USA — Citing drought conditions and hundreds of fires burning across the state, Gov. Rick Scott declared a state of emergency Monday in order to deal with the situation.
“Because of the foregoing conditions, I declare that the ongoing danger of wildfires continues to threaten the State of Florida with a major disaster, and that as a consequence of this danger a state of emergency exists in the State of Florida,” Scott announced in the document.
The declaration essentially activates the state’s Division of Emergency Management, which will now coordinate statewide efforts to fight the 310 active fires burning across Florida right now.
The declaration also:
Puts any local and regional firefighting agencies at the disposal of the Division of Forestry
Puts the Director of the Division of Emergency Management in charge of coordinating efforts
Seek help from other states, and the federal government
Activates the Florida National Guard to provide assistance
Allows the Dept. of Transportation to waive tolls and other fees as needed in the event of evacuations
Allows agencies to designate government facilities as shelters if needed
The Governor’s declaration specifically talks about severe drought conditions in the Panhandle, Northeast Florida, East Central Florida and South Florida. Mr. Scott said the east coast, and northwest Florida have some of the highest values on the Keetch-Byram Drought Index, and drought conditions are expected to continue to worsen in the next few weeks.

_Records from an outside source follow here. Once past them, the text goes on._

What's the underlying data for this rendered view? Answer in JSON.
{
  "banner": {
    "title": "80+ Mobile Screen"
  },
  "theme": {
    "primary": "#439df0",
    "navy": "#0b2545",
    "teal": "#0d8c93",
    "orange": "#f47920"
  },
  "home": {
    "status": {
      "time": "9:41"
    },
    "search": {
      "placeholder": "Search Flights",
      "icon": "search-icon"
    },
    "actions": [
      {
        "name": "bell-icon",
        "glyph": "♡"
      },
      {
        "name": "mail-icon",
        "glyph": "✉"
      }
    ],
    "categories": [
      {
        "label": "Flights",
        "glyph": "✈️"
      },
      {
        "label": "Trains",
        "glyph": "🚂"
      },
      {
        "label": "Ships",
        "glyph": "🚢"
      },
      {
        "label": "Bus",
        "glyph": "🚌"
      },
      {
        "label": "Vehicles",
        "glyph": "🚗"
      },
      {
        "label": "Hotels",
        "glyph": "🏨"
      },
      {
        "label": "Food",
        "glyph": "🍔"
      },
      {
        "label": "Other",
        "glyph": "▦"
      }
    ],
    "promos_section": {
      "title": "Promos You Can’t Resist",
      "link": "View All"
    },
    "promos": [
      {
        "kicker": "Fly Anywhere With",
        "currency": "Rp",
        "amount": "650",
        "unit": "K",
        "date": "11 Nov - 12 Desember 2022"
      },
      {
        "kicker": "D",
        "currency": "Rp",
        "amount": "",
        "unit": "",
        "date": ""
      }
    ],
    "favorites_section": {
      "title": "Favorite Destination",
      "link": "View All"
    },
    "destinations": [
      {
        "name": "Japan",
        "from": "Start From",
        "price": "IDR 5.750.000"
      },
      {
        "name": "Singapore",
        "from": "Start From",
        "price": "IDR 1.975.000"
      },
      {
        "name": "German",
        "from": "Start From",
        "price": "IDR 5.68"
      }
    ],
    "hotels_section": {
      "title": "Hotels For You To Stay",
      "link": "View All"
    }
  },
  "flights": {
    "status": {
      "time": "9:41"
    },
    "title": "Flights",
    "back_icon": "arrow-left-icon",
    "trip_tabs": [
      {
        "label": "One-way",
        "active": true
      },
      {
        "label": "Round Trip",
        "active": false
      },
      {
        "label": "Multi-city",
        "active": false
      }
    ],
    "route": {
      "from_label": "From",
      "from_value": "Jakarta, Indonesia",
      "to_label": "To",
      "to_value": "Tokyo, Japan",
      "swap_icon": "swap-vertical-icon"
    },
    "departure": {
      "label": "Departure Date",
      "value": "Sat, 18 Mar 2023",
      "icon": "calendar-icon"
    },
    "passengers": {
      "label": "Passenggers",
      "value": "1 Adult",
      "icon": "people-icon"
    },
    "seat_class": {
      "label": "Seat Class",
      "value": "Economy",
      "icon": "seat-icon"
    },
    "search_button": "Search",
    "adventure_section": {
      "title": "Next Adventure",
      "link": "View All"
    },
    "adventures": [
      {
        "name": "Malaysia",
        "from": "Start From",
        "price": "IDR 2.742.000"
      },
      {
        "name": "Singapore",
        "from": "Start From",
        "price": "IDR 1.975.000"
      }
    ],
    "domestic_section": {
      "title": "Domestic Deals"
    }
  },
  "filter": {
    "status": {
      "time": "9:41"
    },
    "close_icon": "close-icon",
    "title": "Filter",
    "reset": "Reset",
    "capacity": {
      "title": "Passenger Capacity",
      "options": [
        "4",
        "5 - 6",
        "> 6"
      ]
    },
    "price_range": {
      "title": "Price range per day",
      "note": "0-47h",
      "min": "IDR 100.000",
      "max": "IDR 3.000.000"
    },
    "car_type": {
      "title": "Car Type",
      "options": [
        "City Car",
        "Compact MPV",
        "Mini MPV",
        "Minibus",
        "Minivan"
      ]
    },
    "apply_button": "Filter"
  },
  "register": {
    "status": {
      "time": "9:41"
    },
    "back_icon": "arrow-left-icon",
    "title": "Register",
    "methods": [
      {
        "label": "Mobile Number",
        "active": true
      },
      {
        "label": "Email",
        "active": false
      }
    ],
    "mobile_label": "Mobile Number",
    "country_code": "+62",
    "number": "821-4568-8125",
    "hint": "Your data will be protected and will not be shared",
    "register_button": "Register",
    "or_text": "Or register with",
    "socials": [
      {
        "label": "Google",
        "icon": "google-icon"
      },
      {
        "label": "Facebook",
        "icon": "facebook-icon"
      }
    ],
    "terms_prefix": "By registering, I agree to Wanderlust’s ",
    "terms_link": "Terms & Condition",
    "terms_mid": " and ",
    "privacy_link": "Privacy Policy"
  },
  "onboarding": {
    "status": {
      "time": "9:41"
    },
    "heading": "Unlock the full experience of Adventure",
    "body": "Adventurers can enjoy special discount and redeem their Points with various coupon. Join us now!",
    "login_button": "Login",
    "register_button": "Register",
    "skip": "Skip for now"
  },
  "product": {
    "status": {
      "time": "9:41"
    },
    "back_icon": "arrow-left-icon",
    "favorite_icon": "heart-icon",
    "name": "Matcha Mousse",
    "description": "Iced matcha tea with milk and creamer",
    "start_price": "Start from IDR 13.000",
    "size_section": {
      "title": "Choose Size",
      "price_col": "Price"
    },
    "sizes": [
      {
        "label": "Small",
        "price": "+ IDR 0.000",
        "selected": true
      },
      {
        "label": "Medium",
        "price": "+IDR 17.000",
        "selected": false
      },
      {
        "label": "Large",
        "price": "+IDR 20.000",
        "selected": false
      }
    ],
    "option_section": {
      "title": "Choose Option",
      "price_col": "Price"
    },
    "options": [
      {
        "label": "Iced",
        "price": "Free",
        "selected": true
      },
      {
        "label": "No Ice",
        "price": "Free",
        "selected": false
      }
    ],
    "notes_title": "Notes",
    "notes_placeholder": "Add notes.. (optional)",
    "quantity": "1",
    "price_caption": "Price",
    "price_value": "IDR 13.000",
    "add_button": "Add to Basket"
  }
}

The declaration also specifically mentions the Espanola fire in Flagler County, which has burned 3,000 acres near Palm Coast. That fire is only 45 percent contained, and firefighters there say they are facing conditions that are worse than they were in 1998, when virtually the entire county was evacuated because of brush fires. Firefighters from Virginia and Mississippi are helping to fight this fire. Gov. Scott will be in Flagler County Tuesday to get a tour of the fire.
Fires in Levy County, and in the Everglades were also mentioned.
The Division of Forestry said there are 310 active fires in Florida, burning about 115,583 acres.